Polo sanitario Sacco / Istituto Nazionale del Tumori / Istituto Besta

 
 
Milano, 7 aprile 2009  
(ASCA) - Milano, 7 apr - Il costo complessivo del progetto e' stimato in 520 milioni (15 per l'acquisto delle aree, 385 per la Citta' della salute vera e propria, 20,8 per le infrastrutture viarie, 100 per arredi e apparecchiature).  
Regione Lombardia - che ha la regia complessiva del progetto e che agira' anche da stazione appaltante - si impegna a finanziare l'opera con 228,7 milioni, 40 milioni sono a carico dello Stato, i rimanenti a carico del concessionario o provenienti da fondazioni. Da parte sua Regione Lombardia si e' impegnata direttamente anche sul fronte delle infrastrutture di collegamento, prevedendo oltre 20 milioni di euro per gli interventi necessari sulle tangenziali ovest e sud oltre che alla viabilita' interna alla Citta'.  
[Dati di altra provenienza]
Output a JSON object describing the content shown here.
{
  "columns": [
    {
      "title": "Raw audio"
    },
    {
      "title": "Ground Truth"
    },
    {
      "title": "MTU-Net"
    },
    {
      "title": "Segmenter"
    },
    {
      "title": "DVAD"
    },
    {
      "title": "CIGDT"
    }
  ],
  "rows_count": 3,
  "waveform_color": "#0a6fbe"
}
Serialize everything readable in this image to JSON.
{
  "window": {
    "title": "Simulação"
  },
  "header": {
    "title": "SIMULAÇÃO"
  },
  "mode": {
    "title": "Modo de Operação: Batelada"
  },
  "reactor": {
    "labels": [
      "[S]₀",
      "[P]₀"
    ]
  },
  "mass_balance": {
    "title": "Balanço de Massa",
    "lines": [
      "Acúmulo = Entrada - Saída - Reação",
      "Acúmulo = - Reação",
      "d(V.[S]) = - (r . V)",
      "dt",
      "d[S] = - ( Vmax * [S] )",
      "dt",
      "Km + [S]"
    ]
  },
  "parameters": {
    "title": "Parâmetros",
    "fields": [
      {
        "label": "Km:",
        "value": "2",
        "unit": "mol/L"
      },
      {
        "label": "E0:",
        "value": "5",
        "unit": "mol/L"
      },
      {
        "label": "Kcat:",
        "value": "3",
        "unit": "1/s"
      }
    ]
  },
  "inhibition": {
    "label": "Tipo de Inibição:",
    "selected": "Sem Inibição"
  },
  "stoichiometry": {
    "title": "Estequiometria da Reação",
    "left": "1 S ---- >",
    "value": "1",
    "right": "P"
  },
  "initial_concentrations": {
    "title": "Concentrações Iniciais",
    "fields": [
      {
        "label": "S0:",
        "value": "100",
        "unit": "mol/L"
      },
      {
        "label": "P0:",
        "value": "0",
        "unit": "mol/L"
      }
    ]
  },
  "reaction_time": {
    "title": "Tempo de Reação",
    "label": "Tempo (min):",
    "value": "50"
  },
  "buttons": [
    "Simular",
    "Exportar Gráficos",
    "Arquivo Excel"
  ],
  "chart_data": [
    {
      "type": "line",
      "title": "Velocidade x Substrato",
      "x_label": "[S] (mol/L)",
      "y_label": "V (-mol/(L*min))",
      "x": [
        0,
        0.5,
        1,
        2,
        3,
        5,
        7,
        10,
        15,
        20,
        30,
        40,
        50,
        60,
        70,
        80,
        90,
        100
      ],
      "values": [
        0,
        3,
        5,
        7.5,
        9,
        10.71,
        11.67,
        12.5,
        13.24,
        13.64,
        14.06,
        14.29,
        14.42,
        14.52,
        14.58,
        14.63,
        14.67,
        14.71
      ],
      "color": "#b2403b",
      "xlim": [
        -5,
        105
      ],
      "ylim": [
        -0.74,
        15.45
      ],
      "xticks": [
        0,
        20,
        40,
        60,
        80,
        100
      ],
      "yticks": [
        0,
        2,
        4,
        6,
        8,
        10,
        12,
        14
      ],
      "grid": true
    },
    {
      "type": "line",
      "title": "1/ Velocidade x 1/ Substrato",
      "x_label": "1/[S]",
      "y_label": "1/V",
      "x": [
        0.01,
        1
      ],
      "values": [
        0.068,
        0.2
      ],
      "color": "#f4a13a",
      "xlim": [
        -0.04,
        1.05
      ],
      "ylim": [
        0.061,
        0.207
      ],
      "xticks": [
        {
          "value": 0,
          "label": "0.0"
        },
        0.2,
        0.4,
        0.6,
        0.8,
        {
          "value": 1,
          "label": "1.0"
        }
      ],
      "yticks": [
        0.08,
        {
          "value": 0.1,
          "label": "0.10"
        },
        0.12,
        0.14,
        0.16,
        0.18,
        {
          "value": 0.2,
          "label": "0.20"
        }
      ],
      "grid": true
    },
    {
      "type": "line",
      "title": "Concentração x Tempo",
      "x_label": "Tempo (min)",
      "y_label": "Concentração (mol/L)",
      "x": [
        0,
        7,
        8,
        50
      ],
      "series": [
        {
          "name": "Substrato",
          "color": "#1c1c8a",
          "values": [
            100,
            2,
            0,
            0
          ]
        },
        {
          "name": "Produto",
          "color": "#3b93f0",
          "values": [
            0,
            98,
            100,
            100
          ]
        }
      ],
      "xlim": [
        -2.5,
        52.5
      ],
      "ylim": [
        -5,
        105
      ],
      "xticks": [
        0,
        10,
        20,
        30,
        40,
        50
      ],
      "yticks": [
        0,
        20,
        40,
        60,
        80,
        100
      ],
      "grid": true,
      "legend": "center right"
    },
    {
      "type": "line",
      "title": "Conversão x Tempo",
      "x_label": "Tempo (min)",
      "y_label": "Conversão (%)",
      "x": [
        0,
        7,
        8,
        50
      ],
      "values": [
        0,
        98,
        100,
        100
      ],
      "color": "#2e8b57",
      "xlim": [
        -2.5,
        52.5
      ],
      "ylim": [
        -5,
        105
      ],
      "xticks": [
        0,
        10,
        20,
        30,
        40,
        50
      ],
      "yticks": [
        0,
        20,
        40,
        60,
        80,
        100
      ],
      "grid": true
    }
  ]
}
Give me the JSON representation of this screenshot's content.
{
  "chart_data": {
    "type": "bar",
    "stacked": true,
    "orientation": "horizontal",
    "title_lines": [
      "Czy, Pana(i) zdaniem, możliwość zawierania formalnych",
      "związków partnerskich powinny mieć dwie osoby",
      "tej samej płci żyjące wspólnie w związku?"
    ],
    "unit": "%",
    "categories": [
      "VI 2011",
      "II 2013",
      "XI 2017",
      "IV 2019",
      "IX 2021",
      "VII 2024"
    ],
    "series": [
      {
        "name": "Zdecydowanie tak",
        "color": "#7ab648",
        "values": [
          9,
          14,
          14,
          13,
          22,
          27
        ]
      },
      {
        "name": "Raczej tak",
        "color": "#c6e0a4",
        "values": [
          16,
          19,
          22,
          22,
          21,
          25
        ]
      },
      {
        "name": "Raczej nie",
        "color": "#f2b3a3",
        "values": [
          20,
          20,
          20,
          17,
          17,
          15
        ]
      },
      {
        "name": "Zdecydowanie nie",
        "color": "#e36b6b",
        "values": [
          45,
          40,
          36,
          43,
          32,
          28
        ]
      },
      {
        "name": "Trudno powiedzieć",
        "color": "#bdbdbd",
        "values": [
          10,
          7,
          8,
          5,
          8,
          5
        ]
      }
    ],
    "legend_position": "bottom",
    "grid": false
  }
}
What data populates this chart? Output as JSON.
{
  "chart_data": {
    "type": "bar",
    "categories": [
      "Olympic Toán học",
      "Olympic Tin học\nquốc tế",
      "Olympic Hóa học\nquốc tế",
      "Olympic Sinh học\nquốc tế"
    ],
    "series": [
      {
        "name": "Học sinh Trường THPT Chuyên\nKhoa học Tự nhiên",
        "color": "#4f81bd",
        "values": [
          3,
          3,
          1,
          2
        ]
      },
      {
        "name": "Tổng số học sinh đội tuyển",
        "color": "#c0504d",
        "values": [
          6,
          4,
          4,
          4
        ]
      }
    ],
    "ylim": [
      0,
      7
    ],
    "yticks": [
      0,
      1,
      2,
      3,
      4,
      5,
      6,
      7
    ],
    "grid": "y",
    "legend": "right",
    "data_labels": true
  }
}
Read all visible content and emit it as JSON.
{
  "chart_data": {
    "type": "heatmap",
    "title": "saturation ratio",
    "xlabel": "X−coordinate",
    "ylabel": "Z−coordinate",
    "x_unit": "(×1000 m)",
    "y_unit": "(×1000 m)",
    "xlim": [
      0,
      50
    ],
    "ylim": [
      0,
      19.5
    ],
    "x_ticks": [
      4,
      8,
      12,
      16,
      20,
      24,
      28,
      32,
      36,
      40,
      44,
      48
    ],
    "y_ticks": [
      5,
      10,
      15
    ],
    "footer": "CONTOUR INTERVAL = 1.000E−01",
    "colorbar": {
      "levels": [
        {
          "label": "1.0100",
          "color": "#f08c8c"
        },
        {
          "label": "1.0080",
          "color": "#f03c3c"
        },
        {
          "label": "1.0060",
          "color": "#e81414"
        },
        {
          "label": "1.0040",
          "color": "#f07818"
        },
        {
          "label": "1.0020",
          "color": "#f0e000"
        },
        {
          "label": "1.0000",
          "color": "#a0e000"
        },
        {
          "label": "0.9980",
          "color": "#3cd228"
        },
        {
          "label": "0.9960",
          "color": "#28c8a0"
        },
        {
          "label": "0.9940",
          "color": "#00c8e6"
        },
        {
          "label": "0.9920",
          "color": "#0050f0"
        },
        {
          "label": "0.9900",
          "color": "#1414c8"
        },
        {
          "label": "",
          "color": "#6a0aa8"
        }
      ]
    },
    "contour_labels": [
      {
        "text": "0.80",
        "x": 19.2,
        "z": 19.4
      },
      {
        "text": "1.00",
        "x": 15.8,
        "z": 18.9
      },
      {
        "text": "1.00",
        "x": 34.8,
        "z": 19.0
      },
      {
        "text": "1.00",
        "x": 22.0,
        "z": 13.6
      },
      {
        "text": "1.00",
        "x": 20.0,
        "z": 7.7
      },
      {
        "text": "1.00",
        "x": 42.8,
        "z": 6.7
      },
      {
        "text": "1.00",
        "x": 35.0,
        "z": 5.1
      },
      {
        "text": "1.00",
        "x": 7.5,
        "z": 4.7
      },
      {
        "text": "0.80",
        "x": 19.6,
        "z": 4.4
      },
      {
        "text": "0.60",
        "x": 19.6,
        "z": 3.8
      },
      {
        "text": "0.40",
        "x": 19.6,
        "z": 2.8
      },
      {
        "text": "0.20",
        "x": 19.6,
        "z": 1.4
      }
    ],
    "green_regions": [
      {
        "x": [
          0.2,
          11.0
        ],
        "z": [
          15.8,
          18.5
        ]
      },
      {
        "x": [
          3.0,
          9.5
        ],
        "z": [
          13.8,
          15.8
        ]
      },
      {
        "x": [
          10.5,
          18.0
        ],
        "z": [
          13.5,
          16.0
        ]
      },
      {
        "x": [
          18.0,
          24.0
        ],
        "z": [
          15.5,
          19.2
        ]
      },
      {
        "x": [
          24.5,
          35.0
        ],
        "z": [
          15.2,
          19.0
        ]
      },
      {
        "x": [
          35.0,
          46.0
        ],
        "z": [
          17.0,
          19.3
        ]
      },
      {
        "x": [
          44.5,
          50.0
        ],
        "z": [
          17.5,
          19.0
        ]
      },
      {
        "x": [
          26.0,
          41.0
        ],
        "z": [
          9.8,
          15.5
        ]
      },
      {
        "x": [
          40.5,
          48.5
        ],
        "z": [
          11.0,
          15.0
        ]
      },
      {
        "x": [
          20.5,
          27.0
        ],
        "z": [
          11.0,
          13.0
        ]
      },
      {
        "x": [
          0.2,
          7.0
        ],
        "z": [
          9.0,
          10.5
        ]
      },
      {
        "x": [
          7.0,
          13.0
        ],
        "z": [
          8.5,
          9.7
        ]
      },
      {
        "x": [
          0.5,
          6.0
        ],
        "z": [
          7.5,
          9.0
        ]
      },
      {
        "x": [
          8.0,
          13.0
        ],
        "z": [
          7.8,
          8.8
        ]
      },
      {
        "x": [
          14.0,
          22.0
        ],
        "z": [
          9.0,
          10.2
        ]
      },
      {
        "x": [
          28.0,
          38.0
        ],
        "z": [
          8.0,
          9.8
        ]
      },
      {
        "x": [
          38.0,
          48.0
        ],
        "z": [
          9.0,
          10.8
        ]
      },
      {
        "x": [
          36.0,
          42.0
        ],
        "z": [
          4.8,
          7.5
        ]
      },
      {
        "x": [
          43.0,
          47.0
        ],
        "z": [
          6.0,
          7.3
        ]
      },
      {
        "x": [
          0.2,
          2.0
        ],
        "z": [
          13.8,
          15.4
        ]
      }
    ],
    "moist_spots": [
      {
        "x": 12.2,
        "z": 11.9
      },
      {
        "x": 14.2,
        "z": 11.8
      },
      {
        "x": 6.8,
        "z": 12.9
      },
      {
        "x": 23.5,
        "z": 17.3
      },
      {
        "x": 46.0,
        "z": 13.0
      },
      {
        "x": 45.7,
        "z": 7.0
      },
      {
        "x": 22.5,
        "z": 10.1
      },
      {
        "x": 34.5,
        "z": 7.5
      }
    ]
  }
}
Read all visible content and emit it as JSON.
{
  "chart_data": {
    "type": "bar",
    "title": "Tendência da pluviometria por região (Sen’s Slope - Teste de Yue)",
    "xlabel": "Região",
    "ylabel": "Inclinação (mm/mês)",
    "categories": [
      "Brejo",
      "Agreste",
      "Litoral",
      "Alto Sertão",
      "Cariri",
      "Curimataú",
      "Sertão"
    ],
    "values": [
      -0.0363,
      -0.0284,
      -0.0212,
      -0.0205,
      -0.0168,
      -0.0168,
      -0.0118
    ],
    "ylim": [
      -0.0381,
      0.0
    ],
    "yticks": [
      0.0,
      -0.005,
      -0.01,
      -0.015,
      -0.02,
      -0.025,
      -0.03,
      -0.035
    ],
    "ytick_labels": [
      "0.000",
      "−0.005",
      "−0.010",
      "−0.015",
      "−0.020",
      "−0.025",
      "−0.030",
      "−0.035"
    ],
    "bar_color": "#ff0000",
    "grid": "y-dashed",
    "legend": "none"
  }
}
Sul fronte della tempistica, il cronoprogramma prevede una marcia a ritmi forzati. Primo passaggio, l'avvio delle procedure per l'acquisizione delle aree da parte di Regione Lombardia: giugno 2009. A novembre sempre del 2009 e' prevista la pubblicazione del bando per la gara unica. Nel settembre del 2010 verra' individuato il concessonario. Entro l'ottobre 2011 l'avvio dei lavori ed entro giugno del 2015 la consegna delle opere.  
''Con la Citta' della salute - ha commentato ancora Formigoni - si formera' dunque un nuovo Polo sanitario pubblico di assoluta eccellenza per quanto riguarda sia le malattie infettive sia quelle neurologiche sia quelle oncologiche, con una forte connessione tra ricerca e cura e dove si realizzera' una sinergia tra i tre Istituti e l'Universita'''.  
 

Scheda creata da dodo1976 il 2 maggio 2008.
Ultimo aggiornamento il 12 aprile 2009 di dodo1976.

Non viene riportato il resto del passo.